The first stop for the group was Boston where the church community has played a major, active role in improving a once-volatile environment similar to Cincinnati's. Since a public gang-related execution in a church, religious leaders joined to fix their city.
The outspoken Eugene Rivers, founder of the Azusa Christian Community and the Ten-Point Coalition, has been one minister at the forefront of those changes. NPR reported that he was among the Boston leaders who met with Cincinnati officials this week. Christianity Today profiled Rivers and his efforts in a 1996 cover story, Separate and Equal.
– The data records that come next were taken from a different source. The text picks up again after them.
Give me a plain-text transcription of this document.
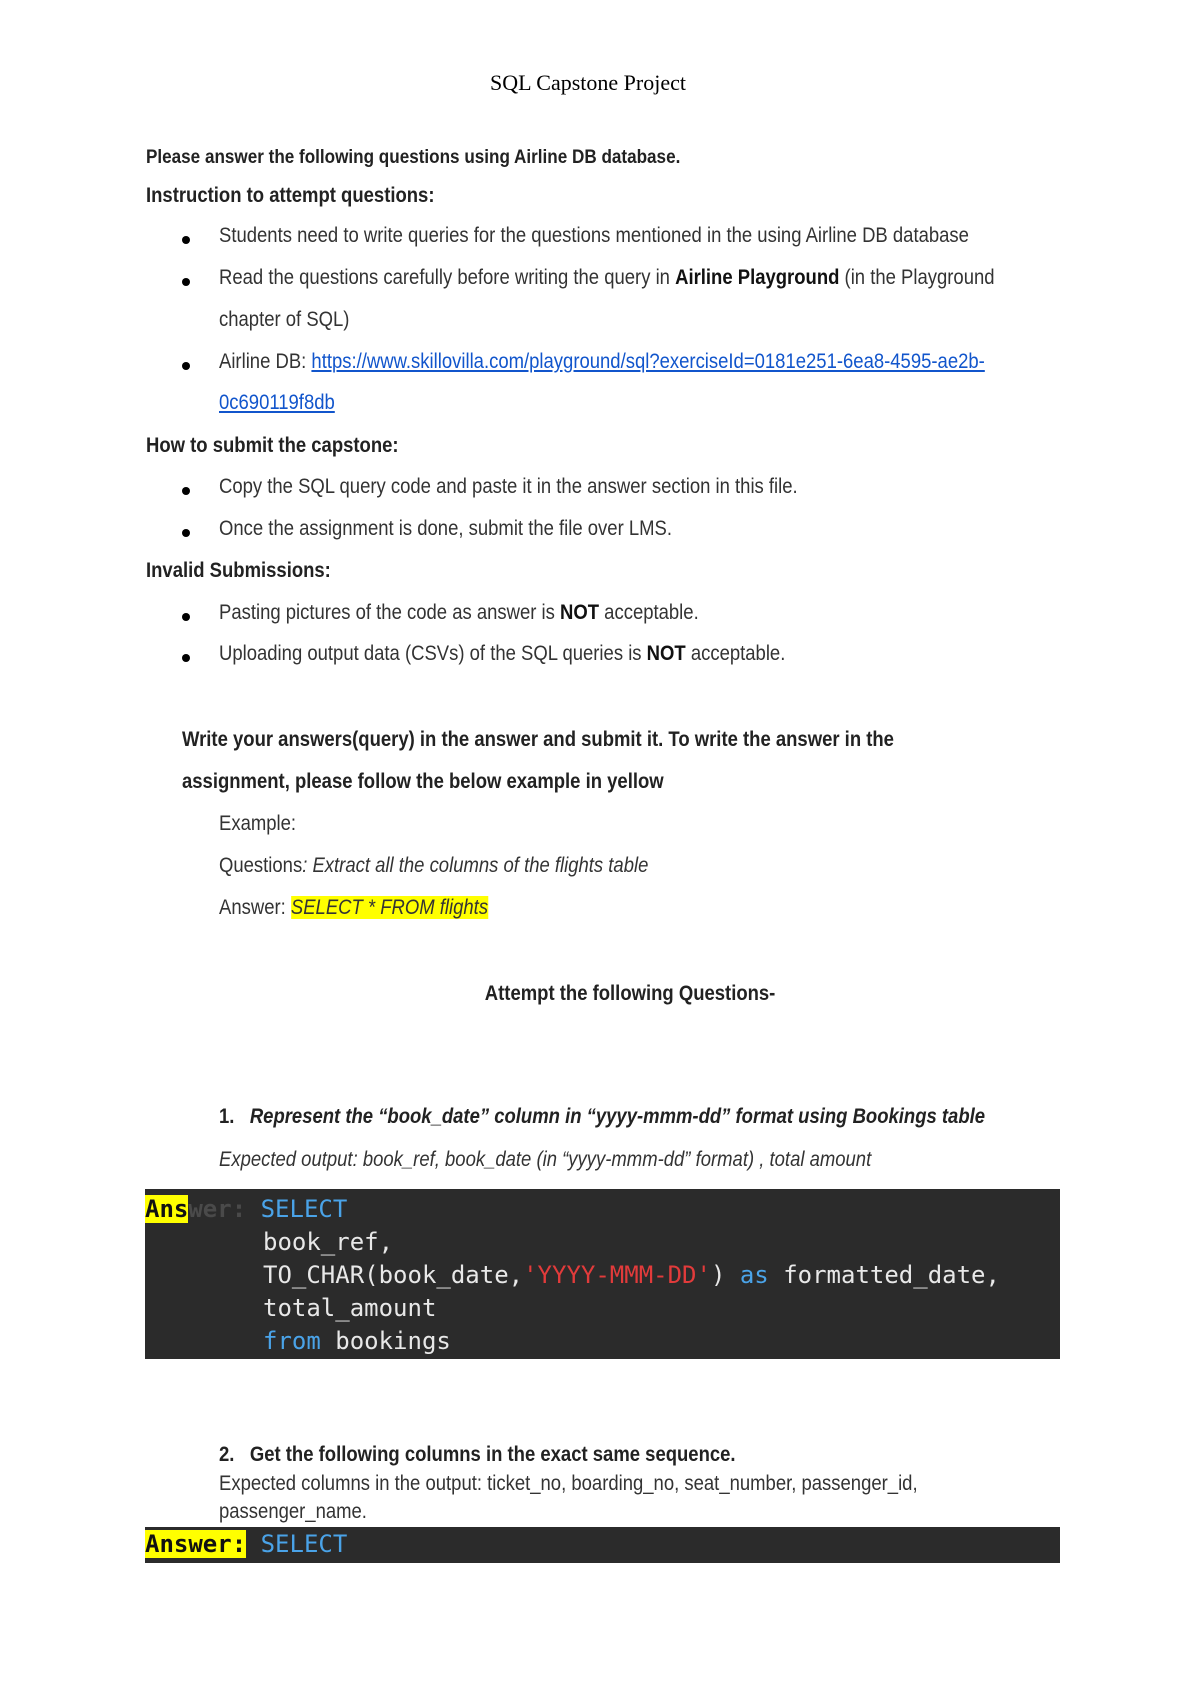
SQL Capstone Project
Please answer the following questions using Airline DB database.
Instruction to attempt questions:
Students need to write queries for the questions mentioned in the using Airline DB database
Read the questions carefully before writing the query in Airline Playground (in the Playground
chapter of SQL)
Airline DB: https://www.skillovilla.com/playground/sql?exerciseId=0181e251-6ea8-4595-ae2b-
0c690119f8db
How to submit the capstone:
Copy the SQL query code and paste it in the answer section in this file.
Once the assignment is done, submit the file over LMS.
Invalid Submissions:
Pasting pictures of the code as answer is NOT acceptable.
Uploading output data (CSVs) of the SQL queries is NOT acceptable.
Write your answers(query) in the answer and submit it. To write the answer in the
assignment, please follow the below example in yellow
Example:
Questions: Extract all the columns of the flights table
Answer: SELECT * FROM flights
Attempt the following Questions-
1. Represent the “book_date” column in “yyyy-mmm-dd” format using Bookings table
Expected output: book_ref, book_date (in “yyyy-mmm-dd” format) , total amount
Answer: SELECT
book_ref,
TO_CHAR(book_date,'YYYY-MMM-DD') as formatted_date,
total_amount
from bookings
2. Get the following columns in the exact same sequence.
Expected columns in the output: ticket_no, boarding_no, seat_number, passenger_id,
passenger_name.
Answer: SELECT
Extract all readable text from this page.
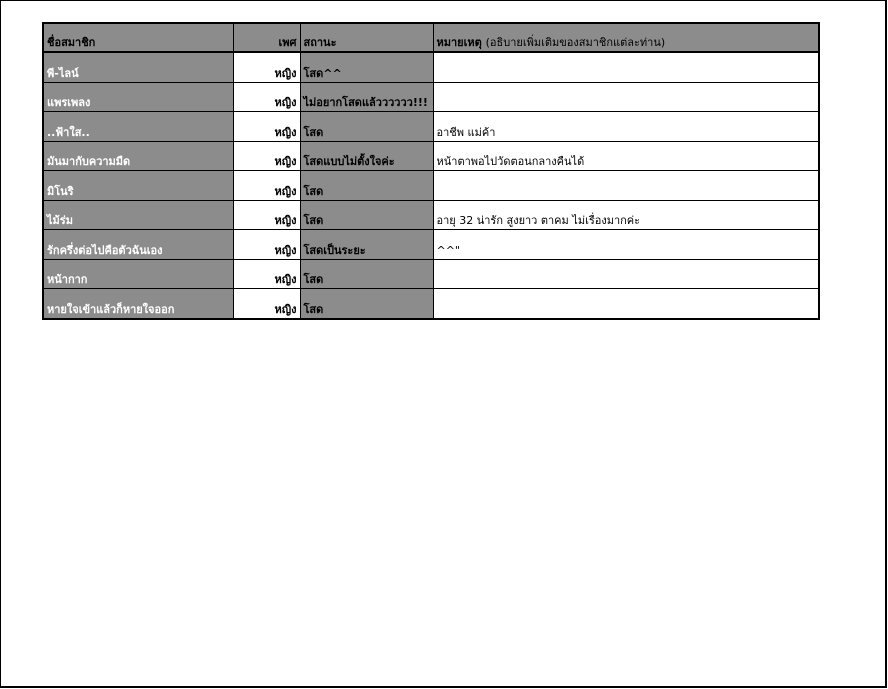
ชื่อสมาชิก	เพศ	สถานะ	หมายเหตุ (อธิบายเพิ่มเติมของสมาชิกแต่ละท่าน)
พี-ไลน์	หญิง	โสด^^	
แพรเพลง	หญิง	ไม่อยากโสดแล้วววววว!!!	
..ฟ้าใส..	หญิง	โสด	อาชีพ แม่ค้า
มันมากับความมืด	หญิง	โสดแบบไม่ตั้งใจค่ะ	หน้าตาพอไปวัดตอนกลางคืนได้
มิโนริ	หญิง	โสด	
ไม้ร่ม	หญิง	โสด	อายุ 32 น่ารัก สูงยาว ตาคม ไม่เรื่องมากค่ะ
รักครึ่งต่อไปคือตัวฉันเอง	หญิง	โสดเป็นระยะ	^^"
หน้ากาก	หญิง	โสด	
หายใจเข้าแล้วก็หายใจออก	หญิง	โสด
The New Republic recently profiled Rivers saying that at a time when America is "open to ideological alternatives. … Rivers's are the most compelling around."
Was an earlier prototype the Pinto of Communion machines?
A retired engineer parishioner at the Southeast Christian Church in Louisville, Kentucky, has made a better mousetrap, or at least a machine to speed up Communion cup preparation. Religion News Service reported that after seeing how long it took church workers to fill Communion cups for the church, Wil Greenlee spent three years and several prototypes developing the Greenlee Communion Dispensing System.
"I call this the Rolls Royce of Communion prep machines," Greenlee says proudly, standing in one of three designated Communion prep rooms at Southeast Christian Church, where he is a member.
For Southeast Christian — a church so large it has 400 toilets and its own newspaper — Greenlee's machine is something of a godsend. Before his invention, crews would start on Thursday night siphoning 39 gallons of grape juice into 20,000 tiny cups for three weekend services.
Now, that preparation is reduced to just a few hours — down from five minutes to just two seconds for each 40-cup tray.